Fourteen-year veteran Boy Scout leader, soccer coach and father of eight, John Whiteside, is a camping pro. Over the years, he and his children have participated in multiple camps, including sports, band and weeklong scout camps.

Initial nervousness isn’t unusual. If your child asks to come home, Whiteside says to consider the situation, but to encourage him to discuss his anxieties with the camp counselor and take it one day at a time. “Tell him ‘Yes, today was hard, but I think it will be better tomorrow’ and usually tomorrow is better,” he says.

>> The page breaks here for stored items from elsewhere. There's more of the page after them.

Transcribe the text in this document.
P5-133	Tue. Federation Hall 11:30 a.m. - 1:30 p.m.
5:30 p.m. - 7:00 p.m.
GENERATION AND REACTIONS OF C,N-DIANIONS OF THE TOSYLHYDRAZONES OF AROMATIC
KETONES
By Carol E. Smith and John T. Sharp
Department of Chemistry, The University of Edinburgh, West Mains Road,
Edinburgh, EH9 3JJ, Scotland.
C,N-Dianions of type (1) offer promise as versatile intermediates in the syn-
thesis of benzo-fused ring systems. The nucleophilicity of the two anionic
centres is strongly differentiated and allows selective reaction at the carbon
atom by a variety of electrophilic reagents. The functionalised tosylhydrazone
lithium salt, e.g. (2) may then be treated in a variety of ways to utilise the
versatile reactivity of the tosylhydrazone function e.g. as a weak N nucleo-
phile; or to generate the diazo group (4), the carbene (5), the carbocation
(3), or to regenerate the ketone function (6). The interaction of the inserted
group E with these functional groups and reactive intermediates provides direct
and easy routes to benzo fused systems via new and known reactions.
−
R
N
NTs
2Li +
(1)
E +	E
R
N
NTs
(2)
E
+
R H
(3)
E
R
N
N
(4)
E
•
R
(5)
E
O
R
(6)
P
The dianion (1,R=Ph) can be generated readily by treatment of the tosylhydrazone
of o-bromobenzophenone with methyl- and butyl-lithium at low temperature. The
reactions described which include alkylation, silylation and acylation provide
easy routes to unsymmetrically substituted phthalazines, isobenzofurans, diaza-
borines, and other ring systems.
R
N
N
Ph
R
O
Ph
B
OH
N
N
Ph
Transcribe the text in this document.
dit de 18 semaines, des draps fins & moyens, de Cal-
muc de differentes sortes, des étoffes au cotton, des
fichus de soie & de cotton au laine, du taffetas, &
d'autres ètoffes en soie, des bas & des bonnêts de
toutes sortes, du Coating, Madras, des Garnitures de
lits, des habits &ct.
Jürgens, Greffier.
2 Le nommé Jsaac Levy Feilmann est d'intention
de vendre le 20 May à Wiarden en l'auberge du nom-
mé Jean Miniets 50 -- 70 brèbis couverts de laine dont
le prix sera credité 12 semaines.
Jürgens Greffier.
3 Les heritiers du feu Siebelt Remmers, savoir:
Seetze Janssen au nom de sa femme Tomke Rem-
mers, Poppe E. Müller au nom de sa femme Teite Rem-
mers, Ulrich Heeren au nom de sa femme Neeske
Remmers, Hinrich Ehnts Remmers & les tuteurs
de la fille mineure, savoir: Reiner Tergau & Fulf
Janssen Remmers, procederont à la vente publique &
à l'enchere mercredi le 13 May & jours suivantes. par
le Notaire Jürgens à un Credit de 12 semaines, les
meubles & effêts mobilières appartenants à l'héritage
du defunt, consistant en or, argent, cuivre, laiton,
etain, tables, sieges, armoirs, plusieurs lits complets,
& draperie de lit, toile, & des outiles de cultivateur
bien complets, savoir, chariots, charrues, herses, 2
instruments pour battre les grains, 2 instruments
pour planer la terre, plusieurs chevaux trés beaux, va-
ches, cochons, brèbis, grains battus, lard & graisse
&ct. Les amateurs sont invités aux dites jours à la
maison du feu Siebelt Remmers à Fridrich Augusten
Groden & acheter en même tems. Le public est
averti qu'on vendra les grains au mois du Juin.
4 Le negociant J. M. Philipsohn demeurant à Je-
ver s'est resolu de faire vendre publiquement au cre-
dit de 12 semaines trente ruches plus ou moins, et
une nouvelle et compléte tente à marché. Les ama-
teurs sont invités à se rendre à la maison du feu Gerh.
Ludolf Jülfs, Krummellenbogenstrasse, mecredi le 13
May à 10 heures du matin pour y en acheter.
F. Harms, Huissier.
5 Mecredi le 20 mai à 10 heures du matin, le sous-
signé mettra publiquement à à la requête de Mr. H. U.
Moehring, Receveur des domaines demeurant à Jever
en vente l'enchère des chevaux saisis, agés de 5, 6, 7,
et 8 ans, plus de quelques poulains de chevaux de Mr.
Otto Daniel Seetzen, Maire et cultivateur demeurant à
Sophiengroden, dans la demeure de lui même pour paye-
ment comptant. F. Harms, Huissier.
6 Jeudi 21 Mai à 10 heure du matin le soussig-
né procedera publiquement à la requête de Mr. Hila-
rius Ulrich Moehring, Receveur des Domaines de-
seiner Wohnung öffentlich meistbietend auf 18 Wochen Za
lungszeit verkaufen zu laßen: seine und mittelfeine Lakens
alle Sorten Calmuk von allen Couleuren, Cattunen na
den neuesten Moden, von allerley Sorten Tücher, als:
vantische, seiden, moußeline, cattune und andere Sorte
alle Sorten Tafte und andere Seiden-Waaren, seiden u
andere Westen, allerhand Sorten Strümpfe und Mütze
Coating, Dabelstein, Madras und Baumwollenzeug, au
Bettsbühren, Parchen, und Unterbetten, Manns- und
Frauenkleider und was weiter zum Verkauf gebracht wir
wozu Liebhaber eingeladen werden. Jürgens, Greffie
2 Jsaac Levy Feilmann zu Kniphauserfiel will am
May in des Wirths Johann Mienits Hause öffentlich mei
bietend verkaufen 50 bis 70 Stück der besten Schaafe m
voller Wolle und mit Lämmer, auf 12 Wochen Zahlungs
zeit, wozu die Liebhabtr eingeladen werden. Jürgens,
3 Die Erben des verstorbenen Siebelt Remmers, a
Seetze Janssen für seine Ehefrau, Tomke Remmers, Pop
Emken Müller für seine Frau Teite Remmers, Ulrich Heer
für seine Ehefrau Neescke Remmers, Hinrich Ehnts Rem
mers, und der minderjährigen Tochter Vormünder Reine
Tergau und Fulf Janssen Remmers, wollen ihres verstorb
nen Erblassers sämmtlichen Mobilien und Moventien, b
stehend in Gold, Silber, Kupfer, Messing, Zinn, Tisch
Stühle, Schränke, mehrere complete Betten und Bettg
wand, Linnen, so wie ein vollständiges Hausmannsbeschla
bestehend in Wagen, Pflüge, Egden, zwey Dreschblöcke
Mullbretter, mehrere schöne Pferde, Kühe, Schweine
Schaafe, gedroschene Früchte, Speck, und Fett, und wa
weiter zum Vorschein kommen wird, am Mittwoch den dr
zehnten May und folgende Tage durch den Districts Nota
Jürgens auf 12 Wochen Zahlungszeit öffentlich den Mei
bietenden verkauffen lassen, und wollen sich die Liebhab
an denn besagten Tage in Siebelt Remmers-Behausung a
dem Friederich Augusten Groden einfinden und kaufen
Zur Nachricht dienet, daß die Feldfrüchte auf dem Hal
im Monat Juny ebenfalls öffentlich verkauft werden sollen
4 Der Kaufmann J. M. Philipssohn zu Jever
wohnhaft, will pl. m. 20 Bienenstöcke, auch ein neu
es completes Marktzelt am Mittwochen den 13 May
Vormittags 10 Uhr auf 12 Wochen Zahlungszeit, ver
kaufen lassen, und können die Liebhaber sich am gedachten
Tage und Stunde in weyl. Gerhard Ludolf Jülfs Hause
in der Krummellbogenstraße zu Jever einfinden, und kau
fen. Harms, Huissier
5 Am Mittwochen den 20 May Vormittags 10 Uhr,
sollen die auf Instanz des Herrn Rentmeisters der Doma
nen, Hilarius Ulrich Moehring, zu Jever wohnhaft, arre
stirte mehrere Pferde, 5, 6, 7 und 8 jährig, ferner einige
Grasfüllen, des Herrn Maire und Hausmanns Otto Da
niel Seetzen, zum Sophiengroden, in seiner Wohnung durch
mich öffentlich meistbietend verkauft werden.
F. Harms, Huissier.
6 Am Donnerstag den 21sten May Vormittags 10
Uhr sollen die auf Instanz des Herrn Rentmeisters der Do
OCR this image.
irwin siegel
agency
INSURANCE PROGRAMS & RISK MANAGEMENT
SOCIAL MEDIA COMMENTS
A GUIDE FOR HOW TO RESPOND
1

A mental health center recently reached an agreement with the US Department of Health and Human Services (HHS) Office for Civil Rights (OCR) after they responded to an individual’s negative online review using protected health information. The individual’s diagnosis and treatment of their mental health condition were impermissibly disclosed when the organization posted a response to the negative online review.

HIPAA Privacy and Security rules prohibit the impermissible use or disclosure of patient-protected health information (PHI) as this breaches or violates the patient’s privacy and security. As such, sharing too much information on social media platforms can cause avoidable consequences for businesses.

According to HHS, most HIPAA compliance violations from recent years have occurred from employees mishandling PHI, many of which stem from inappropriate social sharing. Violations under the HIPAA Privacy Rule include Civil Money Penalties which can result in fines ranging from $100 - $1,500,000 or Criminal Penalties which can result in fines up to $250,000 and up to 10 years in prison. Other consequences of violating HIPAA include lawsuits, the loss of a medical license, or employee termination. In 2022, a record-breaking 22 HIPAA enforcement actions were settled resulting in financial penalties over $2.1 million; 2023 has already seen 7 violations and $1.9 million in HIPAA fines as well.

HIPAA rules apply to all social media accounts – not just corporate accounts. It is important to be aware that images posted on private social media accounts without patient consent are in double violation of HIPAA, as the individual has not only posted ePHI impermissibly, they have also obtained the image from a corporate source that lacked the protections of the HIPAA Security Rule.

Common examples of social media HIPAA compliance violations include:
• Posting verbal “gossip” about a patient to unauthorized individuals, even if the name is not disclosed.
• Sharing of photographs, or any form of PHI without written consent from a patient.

While your child may struggle at first, chances are he’ll come home a happy camper with a heightened sense of self-confidence, memorable stories and a passel of new friends to boot.

 


Do’s & Don’t for Day & Away Camps

So you’ve made the decision to register your child for a summer camp. While every summer camp is different, and most will include some general information in advance of important items to know, let’s face it—we can never over prepare! Parents should also trust that at camp, like at home, rules exist for good reasons. With that in mind, here is a quick checklist of some key tips to remember when getting your child ready for camp.

Dos…

  • Communicate: Let the camp director know if your child is reluctant, apprehensive or worried about heading off to camp. Counselors can help ease the camper into the first few days.
  • Paperwork: Ensure all registration and information forms are fully completed. This provides valuable and critical information on all campers. The counselors study this information prior to camp and are ready when the campers arrive.
  • Orientation: Attend a camp orientation or open house; this is a chance for you and your child to meet the staff and learn about their programs. Ask questions and make notes on important issues for you.
  • Connect: Check the camp’s website, social media links and information packages. Keep important phone numbers and email addresses with you.
  • Pack Medication: Send along prescription medicines, in their original containers, making sure instructions are on the label. If your child needs an EpiPen, asthma puffer or other special medications close at hand.
  • Label Items: Iron-on labels are great for fabrics while permanent markers or even colourful nail polish works for everything else.
  • Training Camp: Sleepovers can be great practice for avoiding separation anxiety, especially for first-timers.
  • Choose Wisely: It’s camp and kids will get dirty. Pack older clothes or items your child has almost outgrown.
  • Keep In Touch: Mail a letter to your camper a week before camp starts, so it arrives before they get there. Pack self-addressed, stamped envelopes so that they can write you back.

Don’ts…

  • Force It: Don’t force your youngster to attend camp. Be sure they are ready, willing and able.
  • Make Promises: If your camper is reluctant, suggest that they “give it their best,” and tell them that you will re-evaluate for next year. Never suggest that you will come pick them up if they don’t like it. Instill the expectation that they will stay for the entire session.
  • Pressure: Don’t set your child up for disappointment by overselling how wonderful the camp experience was for you. Stay positive but let them enjoy camp in their own way.
  • Worry: Stay positive about your child’s camp time. Don’t dwell on telling them how much you will miss them (though you will), and don’t overplay all the “fun” things you have planned while they are away.
  • Send Valuables: Money, cell phones and jewelry are not needed at camp.
  • Criticize: Don’t criticize or belittle your child if their camp experience isn’t totally positive. Be encouraging.
  • Overpack: Never overpack. Follow the camp’s guidelines. Each camp offers suggestions on what to pack and how to pack. They’ve done this before—heed their suggestions.
  • Burn: Don’t forget the sunscreen.
  • Be a Heli-Parent: Camp directors and counselors are focused on the campers. Don’t send them daily emails, letters or phone calls to check up. If there are issues, they will contact you. If you need to touch base, once a session is sufficient.
  • Procrastinate: Don’t leave things until the last minute. Pack ahead of time.
  • Push: Don’t push your kids to follow your trail. Let them blaze their own.